Roadmap

Friday, December 16, 2011

Talking About Speech and Debate With People Who Don't Speak The Language

Speech and debate lingo is fun. It's also confusing. I totally get that. That's why I love talking to people who don't know much about speech and debate. It's fun to explain yourself to people who don't speak our language.  I was talking to a non-CHSADK friend of mine once about various speech categories. She was tying to remember a specific event.  In an attempt at being helpful, I piped up with, "Well, we have Platforms, such as Original Oratory, which is like a normal speech-speech, Persuasive, which is like a speech-speech that's... persuasive. Then there's Expos, where you can have pictures on boards..." I would've continued, but expos was the one she was looking for. Which is really too bad, because extemp would have been fun to describe.
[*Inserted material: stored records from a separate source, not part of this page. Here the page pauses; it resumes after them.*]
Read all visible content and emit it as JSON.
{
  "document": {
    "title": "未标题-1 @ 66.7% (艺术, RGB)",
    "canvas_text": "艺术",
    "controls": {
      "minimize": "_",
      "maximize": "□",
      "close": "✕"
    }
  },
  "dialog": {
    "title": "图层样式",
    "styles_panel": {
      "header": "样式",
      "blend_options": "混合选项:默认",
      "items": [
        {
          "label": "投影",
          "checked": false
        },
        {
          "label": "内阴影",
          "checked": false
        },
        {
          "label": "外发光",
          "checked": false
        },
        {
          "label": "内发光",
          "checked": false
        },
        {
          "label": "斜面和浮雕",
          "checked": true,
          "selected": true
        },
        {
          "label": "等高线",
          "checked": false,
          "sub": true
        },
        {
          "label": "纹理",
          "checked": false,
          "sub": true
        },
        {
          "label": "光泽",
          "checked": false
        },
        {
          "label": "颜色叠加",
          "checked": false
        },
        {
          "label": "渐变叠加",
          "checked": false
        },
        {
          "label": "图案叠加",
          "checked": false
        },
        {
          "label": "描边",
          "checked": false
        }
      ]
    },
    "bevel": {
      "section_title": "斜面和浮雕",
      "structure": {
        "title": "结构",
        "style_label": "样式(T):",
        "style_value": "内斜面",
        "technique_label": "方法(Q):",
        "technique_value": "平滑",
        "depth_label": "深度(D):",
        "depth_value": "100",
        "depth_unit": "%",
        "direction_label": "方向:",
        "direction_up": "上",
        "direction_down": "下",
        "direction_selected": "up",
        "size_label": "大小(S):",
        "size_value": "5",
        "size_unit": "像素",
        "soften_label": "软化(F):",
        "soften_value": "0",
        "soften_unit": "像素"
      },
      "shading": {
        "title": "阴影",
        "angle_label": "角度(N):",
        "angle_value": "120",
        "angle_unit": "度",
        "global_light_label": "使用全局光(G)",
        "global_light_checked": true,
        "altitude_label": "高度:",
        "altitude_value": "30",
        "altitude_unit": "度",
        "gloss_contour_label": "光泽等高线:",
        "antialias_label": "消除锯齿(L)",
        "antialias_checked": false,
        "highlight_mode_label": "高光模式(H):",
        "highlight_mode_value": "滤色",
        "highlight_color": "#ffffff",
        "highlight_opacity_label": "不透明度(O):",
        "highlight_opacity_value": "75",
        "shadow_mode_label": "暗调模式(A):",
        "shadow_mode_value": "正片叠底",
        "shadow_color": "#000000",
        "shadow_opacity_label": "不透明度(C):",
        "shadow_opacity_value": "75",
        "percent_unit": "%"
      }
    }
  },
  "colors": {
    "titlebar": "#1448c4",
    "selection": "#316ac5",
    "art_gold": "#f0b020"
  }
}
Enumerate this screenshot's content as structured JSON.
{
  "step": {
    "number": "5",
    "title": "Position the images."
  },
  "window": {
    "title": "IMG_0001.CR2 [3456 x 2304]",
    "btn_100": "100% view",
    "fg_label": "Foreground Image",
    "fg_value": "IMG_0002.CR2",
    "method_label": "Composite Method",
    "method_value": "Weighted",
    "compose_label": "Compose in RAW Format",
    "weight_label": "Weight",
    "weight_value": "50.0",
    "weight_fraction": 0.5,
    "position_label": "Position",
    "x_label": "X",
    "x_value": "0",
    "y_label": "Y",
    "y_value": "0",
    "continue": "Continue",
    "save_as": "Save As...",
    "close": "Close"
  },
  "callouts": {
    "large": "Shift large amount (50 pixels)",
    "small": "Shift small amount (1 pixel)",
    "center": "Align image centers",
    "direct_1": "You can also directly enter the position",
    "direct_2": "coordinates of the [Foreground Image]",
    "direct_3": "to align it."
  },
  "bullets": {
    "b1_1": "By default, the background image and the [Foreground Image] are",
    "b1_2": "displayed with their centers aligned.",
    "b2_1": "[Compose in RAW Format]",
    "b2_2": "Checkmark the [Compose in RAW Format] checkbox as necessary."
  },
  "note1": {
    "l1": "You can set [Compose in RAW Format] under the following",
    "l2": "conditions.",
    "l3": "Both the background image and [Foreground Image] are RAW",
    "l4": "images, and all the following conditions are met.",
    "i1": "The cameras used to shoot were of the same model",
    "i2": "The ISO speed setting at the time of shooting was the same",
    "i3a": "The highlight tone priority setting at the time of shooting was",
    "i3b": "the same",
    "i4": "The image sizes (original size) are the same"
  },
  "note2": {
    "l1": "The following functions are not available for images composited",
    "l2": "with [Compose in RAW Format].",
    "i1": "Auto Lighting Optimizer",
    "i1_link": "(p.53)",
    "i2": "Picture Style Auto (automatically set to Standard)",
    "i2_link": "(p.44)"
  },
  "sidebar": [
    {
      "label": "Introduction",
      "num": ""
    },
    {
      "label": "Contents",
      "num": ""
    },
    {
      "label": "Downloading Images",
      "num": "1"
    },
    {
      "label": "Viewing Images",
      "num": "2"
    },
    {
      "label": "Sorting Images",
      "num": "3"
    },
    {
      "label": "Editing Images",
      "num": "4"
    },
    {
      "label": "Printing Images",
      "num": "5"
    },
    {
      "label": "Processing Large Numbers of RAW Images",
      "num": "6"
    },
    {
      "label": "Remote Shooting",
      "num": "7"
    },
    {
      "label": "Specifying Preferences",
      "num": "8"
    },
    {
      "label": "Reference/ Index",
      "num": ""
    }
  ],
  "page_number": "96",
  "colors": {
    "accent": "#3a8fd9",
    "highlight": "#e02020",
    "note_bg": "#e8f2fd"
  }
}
Sometimes, explaining speech and debate to a non-believer reminds me of how important it is to me, and how it's a huge part of my life. So I feel warm and fuzzy inside. Other times, I feel awkward because they don't understand and exceptionally nerdy because I do. A seemingly innocent sentence such as "After breaks, my TP partner and I headed off to check postings and watched HI semis in IE Pattern A" would baffle the minds of ordinary, sane people. But not us. The abbreviations and various would-be unfamiliar terms become so second nature that we sometimes forget there was one a time we didn't know the difference between expos and extemp, between OO and OI, and that breaking is a good thing.

It's good to translate for the Muggles sometimes. It keeps you from becoming a more antisocial geeky homeschooler. Especially if you catch yourself talking in flow-speak. THAT would be confusing.

You're homeschooled, so you understand.